Upon logging into the console, you will first arrive at the dashboard page.

The dashboard provides a high-level overview of your environment. You can explore various widgets to delve deeper into the data presented, such as blocklist executions or blocked executions, which offer valuable insights.

These widgets provide significant value to your organization. You can adjust the time selector to view data over a specified period, such as two weeks, to analyze file executions and build trust or review activities for your organization.

From this page, you can focus on file executions or file overviews. The same operations apply to the extension overview. By examining multiple weeks, you can observe all blocked or untrusted browser executions.

You can also monitor real-time activity, which displays live events within your environment. This includes viewing the server activity history, which logs actions such as new reputation lookups, policy modifications, and login activities.

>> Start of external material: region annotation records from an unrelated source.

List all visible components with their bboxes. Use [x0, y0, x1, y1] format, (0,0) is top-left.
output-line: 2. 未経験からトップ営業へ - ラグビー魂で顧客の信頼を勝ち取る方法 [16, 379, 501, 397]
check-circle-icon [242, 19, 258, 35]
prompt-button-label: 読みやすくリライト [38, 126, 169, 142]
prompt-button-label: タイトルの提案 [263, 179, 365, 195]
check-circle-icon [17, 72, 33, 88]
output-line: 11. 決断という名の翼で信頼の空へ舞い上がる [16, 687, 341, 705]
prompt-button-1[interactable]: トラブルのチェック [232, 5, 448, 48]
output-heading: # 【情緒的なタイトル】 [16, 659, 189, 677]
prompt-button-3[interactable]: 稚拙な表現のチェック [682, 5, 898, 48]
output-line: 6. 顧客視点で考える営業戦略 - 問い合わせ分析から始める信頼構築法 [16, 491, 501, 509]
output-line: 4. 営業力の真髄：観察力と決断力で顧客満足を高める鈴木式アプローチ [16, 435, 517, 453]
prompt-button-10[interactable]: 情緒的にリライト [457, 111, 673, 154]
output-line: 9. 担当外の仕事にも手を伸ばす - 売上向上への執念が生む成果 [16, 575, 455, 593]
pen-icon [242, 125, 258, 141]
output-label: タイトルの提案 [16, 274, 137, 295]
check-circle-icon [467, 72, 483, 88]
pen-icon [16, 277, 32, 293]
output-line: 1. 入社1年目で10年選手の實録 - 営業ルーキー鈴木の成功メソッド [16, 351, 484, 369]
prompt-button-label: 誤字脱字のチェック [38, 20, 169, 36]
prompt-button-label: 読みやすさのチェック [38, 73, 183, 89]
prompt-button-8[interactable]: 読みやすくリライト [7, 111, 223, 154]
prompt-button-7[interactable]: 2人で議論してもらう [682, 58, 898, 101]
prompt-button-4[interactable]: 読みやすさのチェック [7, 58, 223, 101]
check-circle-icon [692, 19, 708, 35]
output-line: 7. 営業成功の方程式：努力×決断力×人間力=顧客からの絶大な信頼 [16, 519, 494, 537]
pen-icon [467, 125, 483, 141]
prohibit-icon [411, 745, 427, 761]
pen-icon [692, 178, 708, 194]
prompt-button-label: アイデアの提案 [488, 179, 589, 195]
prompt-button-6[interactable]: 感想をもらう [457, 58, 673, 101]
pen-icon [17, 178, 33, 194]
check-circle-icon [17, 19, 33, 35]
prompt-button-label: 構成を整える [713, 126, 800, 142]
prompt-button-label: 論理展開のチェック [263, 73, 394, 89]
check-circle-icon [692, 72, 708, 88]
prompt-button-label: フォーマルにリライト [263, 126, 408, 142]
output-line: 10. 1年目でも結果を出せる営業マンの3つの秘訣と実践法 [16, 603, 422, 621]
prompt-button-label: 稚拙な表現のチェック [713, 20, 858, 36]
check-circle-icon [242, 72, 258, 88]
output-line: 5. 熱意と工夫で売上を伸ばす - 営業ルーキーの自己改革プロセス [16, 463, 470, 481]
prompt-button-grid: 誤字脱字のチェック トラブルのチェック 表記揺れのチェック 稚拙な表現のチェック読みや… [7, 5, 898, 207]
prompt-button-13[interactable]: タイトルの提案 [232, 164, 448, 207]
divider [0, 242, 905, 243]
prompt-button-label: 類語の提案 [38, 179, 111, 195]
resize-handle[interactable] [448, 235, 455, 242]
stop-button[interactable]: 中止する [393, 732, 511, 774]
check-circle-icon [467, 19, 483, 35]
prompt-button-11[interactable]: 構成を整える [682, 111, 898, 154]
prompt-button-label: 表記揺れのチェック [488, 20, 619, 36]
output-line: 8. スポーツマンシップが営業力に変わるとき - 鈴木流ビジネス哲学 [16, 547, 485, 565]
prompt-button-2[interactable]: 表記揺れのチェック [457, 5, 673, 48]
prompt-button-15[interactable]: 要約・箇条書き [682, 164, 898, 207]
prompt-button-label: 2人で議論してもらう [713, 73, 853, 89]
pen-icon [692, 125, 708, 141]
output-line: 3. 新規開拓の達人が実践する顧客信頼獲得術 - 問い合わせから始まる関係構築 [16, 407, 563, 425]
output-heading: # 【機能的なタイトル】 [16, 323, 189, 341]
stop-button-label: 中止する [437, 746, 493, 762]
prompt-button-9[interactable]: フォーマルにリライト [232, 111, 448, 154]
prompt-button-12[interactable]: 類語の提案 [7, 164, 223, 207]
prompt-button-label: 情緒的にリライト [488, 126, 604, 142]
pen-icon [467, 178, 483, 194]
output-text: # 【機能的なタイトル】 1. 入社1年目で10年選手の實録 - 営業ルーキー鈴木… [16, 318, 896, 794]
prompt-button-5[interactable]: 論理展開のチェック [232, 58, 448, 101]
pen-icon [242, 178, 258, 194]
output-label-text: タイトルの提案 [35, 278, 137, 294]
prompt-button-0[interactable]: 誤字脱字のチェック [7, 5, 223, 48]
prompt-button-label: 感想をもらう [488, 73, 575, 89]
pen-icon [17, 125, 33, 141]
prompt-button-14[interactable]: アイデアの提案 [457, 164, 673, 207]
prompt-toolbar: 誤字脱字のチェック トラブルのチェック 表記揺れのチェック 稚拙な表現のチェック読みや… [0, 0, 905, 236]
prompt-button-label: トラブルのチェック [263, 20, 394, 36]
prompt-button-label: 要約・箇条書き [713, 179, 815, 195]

The Server Health pane provides an overview of the Airlock console’s performance. You can restart client services, monitor memory and RAM utilization, and access baselines to establish trust in core components of the operating system.

Add new baselines by right-clicking, importing, or examining reference baselines to integrate into your environment. These baselines are continuously updated by the Airlock team. Additionally, you can customize allowlists by defining metadata rules and criteria to build trust.

For instance, examine the Call on Windows 11 allowlist and navigate to the allowlist metadata, where you can layer criteria to create trust. Use the allowlist for hash-based trust or include browser extension IDs as necessary. Allowlists can be associated with parent or child groups in the policy section.

The next tab in the navigation menu is blocklists. Blocklists supersede audit or OTP modes. Use blocklists to prevent execution of items that should never run in your environment, complementing Airlock's deny-by-default nature.

For example, my blocklist associated with policy groups blocks Wireshark, Discord, and Spotify. Use criteria layering to enforce blocks. Predefined blocklist packages address techniques and system hardening, helping manage shadow IT.

If any blocklist items interest you, import them into your environment. After importing, you can customize these blocklists to suit your needs. Airlock offers extensive customization capabilities.

The OTP (One-Time Pad) section handles exceptions in Airlock. If clients or agents are in enforcement and an exception is required, provide an OTP code. All data is funneled to the console.

Similarly, the self-service exception handling mode is available. From OTP sessions, right-click to add items to the allowlist, creating trust. The console's next section covers policies.

Policies define agent topology. Focus on specific groups, such as Indianapolis Windows Workstation, and view agents in respective audit and enforcement groups. The right-hand side displays criteria forming a policy.

Criteria include baselines, allowlists, blocklists, and various trust-based elements. In the policy section, when focusing on a child group, modify group or agent settings. The search section enables reporting and query execution within the Airlock console.

The last primary navigation section is settings, containing subsections like user management, RBAC control, domain or cloud directory syncing, logging options for SIEM or data lake integration, and reviewing database and server activity history.

Under License, view Airlock license information. The Reputation section covers VirusTotal OEM integration. Privacy settings allow enabling command line collection.

Lastly, the Others section displays security certificates, the VirusTotal API key, cloud preferences for hosted client upgrades, and predefined rules. Thank you.